He certainly noticed Neds—both heads of him. And the gun.
Since Left Ned was talking, I knew he was willing to bleed up the stranger a little more if that’s what it took to keep him out of the house.
“I’m looking for a doctor,” the stranger said. “Dr. Renault Case.”
“He doesn’t live here anymore,” Right Ned said calmly, everything about his voice the opposite of Left Ned’s. “If you need someone to take you to a town doctor, I’d be willing. But there’s no medical man here to help you.”
The stranger frowned, sending just a hint of lines across his forehead and at the corners of his eyes. “You think I came here for help?”
I nodded toward his gut. “You are bleeding rather strongly.”
He looked down. An expression of surprise crossed his face and he shifted his wide fingers, letting a little more blood ooze out, as if just noticing how badly he was injured. If he was in pain—and he should be—he did not show it.
Shock, maybe. Or expensive drugs.
“I didn’t come here looking for help from Dr. Case,” he said, cinnamon gaze on me, just on me, and the sound of his blood falling with a softtip tip tipon my wooden floor. “I came here to warn him.”
“About what?” I asked.
He hesitated.
Left Ned spoke up. “Say it, or get walking.”
“His enemies are looking for him. For him and what he’s left behind on this property. I come offering protection.”
It was a dramatic sort of thing to say, and he had a nice, deep, dramatic sort of voice for it. Chills did that rolling thing over my arms.
But there was only one problem.
“He’s dead,” I said.
“What?”
“My father, Dr. Case, has been dead for years.”
That, more than anything, seemed to take the starch out of him. He exhaled, and it was a wet sound as he tried to get air back in his lungs. I almost reached over to prop him up, afraid he might just pass out and further mess up the clean of my kitchen floor.
He was a big man, but, like I said, I’m strong.
“Are you certain?” he asked.
I’d been twelve years old when the men from House Black, Defense, and House White, Medical, came to the farm. I’d hidden like my father had taught me, up in the rafters of the barn. I’d watched those men kill him. Kill my mother too. I’d watched them search our house and carry out boxes. I’d watched them pick up my parents’ bodies, put them in a black van, then use our garden hose to clean up the drive so not even a drop of their blood was left for me to cry over.

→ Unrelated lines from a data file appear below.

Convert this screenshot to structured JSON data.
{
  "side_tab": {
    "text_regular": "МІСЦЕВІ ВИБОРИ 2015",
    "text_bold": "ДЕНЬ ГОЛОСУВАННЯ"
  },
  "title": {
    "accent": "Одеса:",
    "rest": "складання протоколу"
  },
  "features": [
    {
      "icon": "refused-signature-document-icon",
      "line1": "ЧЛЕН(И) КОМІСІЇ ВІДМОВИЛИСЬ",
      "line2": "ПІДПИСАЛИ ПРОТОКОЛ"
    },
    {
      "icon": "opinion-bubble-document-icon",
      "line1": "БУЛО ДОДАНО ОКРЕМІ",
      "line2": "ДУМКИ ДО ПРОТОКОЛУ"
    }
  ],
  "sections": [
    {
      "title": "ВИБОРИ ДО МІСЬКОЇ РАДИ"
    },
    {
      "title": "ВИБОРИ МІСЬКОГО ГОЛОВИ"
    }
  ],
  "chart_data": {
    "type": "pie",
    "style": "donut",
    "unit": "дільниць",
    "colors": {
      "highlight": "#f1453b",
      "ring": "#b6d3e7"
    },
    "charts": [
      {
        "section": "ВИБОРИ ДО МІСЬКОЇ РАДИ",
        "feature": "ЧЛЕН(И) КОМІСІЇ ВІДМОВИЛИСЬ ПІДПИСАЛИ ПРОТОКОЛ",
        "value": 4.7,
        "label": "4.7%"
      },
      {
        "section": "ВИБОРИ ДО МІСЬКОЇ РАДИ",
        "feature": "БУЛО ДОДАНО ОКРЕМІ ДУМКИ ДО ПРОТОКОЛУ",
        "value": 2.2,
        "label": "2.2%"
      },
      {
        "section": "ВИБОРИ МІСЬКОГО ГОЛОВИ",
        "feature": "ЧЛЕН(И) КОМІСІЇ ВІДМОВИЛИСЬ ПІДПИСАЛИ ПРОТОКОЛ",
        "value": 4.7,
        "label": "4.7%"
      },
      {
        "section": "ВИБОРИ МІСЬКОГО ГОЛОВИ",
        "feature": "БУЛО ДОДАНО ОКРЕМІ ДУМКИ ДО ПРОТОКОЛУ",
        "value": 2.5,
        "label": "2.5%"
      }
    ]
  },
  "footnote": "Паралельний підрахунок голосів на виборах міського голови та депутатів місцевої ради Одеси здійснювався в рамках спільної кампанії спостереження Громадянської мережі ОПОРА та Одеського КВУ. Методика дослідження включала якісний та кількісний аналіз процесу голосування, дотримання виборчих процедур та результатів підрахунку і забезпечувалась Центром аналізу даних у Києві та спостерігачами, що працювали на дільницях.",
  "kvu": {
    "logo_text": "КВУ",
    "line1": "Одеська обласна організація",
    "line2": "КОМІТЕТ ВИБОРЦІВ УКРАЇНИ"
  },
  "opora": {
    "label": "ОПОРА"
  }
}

My brother had come home from studying the old skills—electrical tinkering, metalwork, analog and digital system repairs—out on the Burnbaums’ homestead about three months later. He’d found Mom and Dad gone, and me and Grandma trying to hold the place together. Right then, he’d started his crazy crusade for information and histories that had eventually made him unofficial head of House Brown.
The same crazy crusade that had left me alone on this farm for three years with an addle-minded grandmother, a two-headed farmhand, some impossible creatures, and the communication hub for the scattered, off-grid House Brown folk my brother promised to look after.
My brother might still be alive, but not my parents.
The image of their bodies being carried away flashed behind my eyes again.
“I’m very certain,” I whispered to the stranger.
“I . . .” He swallowed hard, shook his head. Didn’t look like that helped much. His words came out in a slur. “I thought . . . I should have known. Sooner. We thought . . . all our information. That he lived.”
“Neds,” I called.
The stranger’s eyes rolled up in his head and he folded like someone had punched him in the ribs. I put my hands out to catch him, got hold of his jacket shoulders and pivoted on my heels, throwing my weight to guide him down to the floor without knocking his head too badly.